© INTERNELes médecins urgentistes ont entamé lundi une grève "générale et illimitée", marquée par une forte mobilisation, pour dénoncer l'engorgement de leurs services et obtenir la tenue d'états généraux de la santé réunissant tous les acteurs de la permanence des soins. La Direction de l'hospitalisation et de l'organisation des soins (Dhos), a indiqué lundi soir que le "taux de mobilisation mesuré à ce jour" était de "56% dans au moins 26 des 29 CHU et de 76,5% dans une grande majorité des 526 hôpitaux généraux", selon une porte-parole. Le "taux de mobilisation" désigne les médecins urgentistes "qui se déclarent grévistes mais assurent l'accueil et la prise en charge des malades", a-t-elle précisé. De son côté l'Association des médecins urgentistes hospitaliers de France (Amuhf), qui a lancé l'appel à la grève, a qualifié de "massive" la "participation à la grève". "Nous estimons la mobilisation à 85% selon les régions", s'est félicitée l'Amuhf, présidée par le Dr Patrick Pelloux.

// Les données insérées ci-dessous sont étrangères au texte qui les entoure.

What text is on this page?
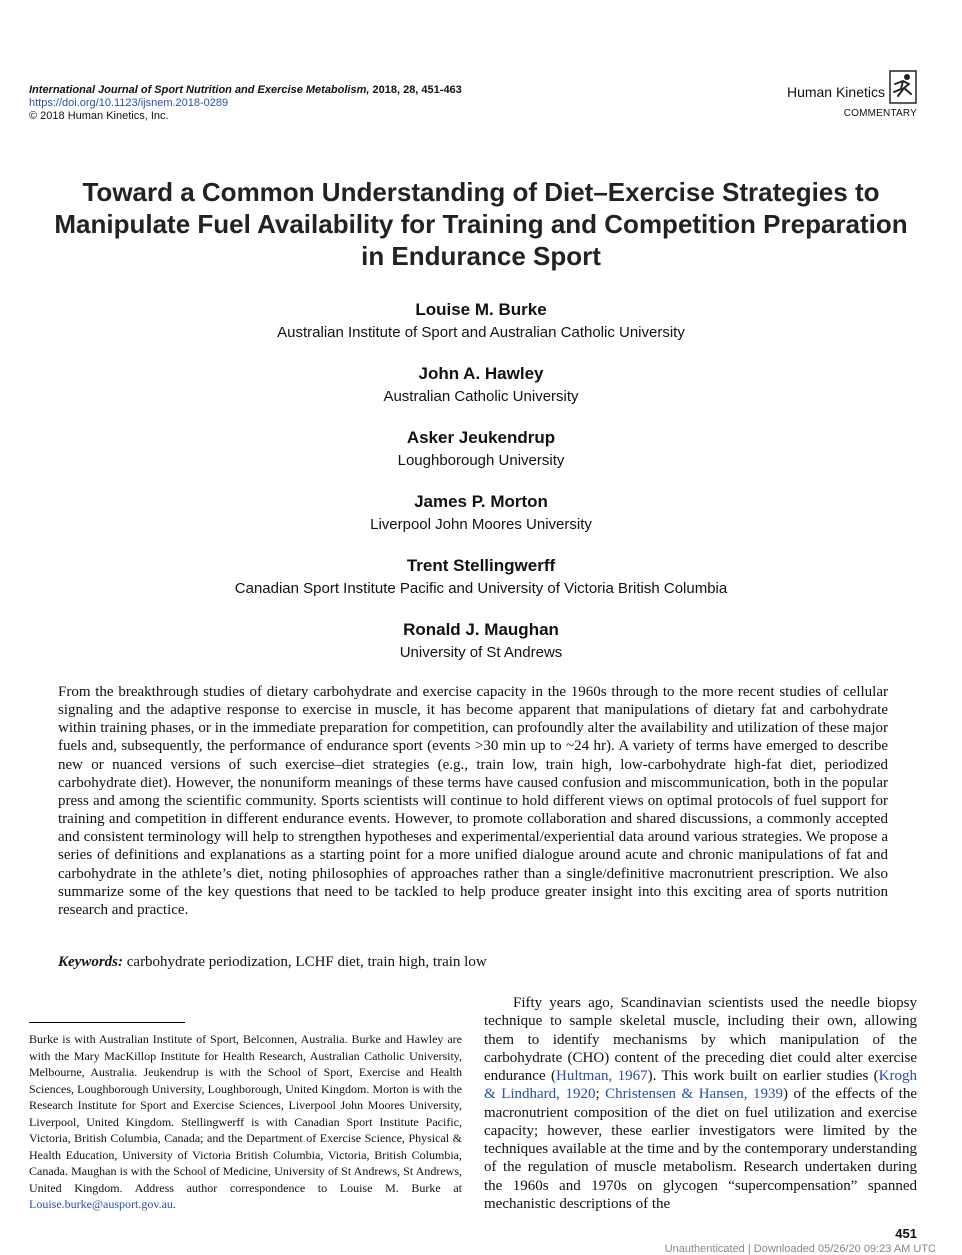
International Journal of Sport Nutrition and Exercise Metabolism, 2018, 28, 451-463
https://doi.org/10.1123/ijsnem.2018-0289
© 2018 Human Kinetics, Inc.
Human Kinetics
COMMENTARY
Toward a Common Understanding of Diet–Exercise Strategies to Manipulate Fuel Availability for Training and Competition Preparation in Endurance Sport
Louise M. Burke
Australian Institute of Sport and Australian Catholic University
John A. Hawley
Australian Catholic University
Asker Jeukendrup
Loughborough University
James P. Morton
Liverpool John Moores University
Trent Stellingwerff
Canadian Sport Institute Pacific and University of Victoria British Columbia
Ronald J. Maughan
University of St Andrews

From the breakthrough studies of dietary carbohydrate and exercise capacity in the 1960s through to the more recent studies of cellular signaling and the adaptive response to exercise in muscle, it has become apparent that manipulations of dietary fat and carbohydrate within training phases, or in the immediate preparation for competition, can profoundly alter the availability and utilization of these major fuels and, subsequently, the performance of endurance sport (events >30 min up to ~24 hr). A variety of terms have emerged to describe new or nuanced versions of such exercise–diet strategies (e.g., train low, train high, low-carbohydrate high-fat diet, periodized carbohydrate diet). However, the nonuniform meanings of these terms have caused confusion and miscommunication, both in the popular press and among the scientific community. Sports scientists will continue to hold different views on optimal protocols of fuel support for training and competition in different endurance events. However, to promote collaboration and shared discussions, a commonly accepted and consistent terminology will help to strengthen hypotheses and experimental/experiential data around various strategies. We propose a series of definitions and explanations as a starting point for a more unified dialogue around acute and chronic manipulations of fat and carbohydrate in the athlete’s diet, noting philosophies of approaches rather than a single/definitive macronutrient prescription. We also summarize some of the key questions that need to be tackled to help produce greater insight into this exciting area of sports nutrition research and practice.

Keywords: carbohydrate periodization, LCHF diet, train high, train low

Burke is with Australian Institute of Sport, Belconnen, Australia. Burke and Hawley are with the Mary MacKillop Institute for Health Research, Australian Catholic University, Melbourne, Australia. Jeukendrup is with the School of Sport, Exercise and Health Sciences, Loughborough University, Loughborough, United Kingdom. Morton is with the Research Institute for Sport and Exercise Sciences, Liverpool John Moores University, Liverpool, United Kingdom. Stellingwerff is with Canadian Sport Institute Pacific, Victoria, British Columbia, Canada; and the Department of Exercise Science, Physical & Health Education, University of Victoria British Columbia, Victoria, British Columbia, Canada. Maughan is with the School of Medicine, University of St Andrews, St Andrews, United Kingdom. Address author correspondence to Louise M. Burke at Louise.burke@ausport.gov.au.

Fifty years ago, Scandinavian scientists used the needle biopsy technique to sample skeletal muscle, including their own, allowing them to identify mechanisms by which manipulation of the carbohydrate (CHO) content of the preceding diet could alter exercise endurance (Hultman, 1967). This work built on earlier studies (Krogh & Lindhard, 1920; Christensen & Hansen, 1939) of the effects of the macronutrient composition of the diet on fuel utilization and exercise capacity; however, these earlier investigators were limited by the techniques available at the time and by the contemporary understanding of the regulation of muscle metabolism. Research undertaken during the 1960s and 1970s on glycogen “supercompensation” spanned mechanistic descriptions of the

451
Unauthenticated | Downloaded 05/26/20 09:23 AM UTC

Selon l'Amuhf, le deuxième jour de grève mardi est suivi à 90% par les urgentistes.
Forte de ce succès, l'Amuhf a d'ores et déjà appelé "les urgentistes à poursuivre le mouvement et à l'amplifier". Le syndicat va entamer "dès jeudi soir un dialogue" avec les syndicats de médecins libéraux et demande au ministre de la Santé, Philippe Douste-Blazy, "d'ouvrir des négociations" sur l'ensemble de ses revendications. Selon l'Amuhf, le taux de participation à la grève s'est élevé lundi à "100% en Bretagne, dans le Nord, dans les Pays de Loire". La mobilisation aurait également était forte en Basse et Haute Normandie, Limousin, Auvergne, Poitou-Charentes, Provence-Alpes-Côte d'Azur et Alsace. "Ailleurs, la mobilisation est plus faible, comprise entre 10% et 50%, comme en Aquitaine, Rhône Alpes et Languedoc-Roussillon", selon son secrétaire général Frédéric Pain. L'Assistance publique-Hôpitaux de Paris (AP-HP) a évalué pour sa part le taux de participation à 24% en moyenne dans ses 21 sites d'urgences, avec toutefois de grosses disparités. "Six sites (Saint-Antoine, Saint-Louis, Bichat, Antoine-Béclère, Avicenne et Jean-Verdier) ont connu une mobilisation comprise entre 80 et 100%".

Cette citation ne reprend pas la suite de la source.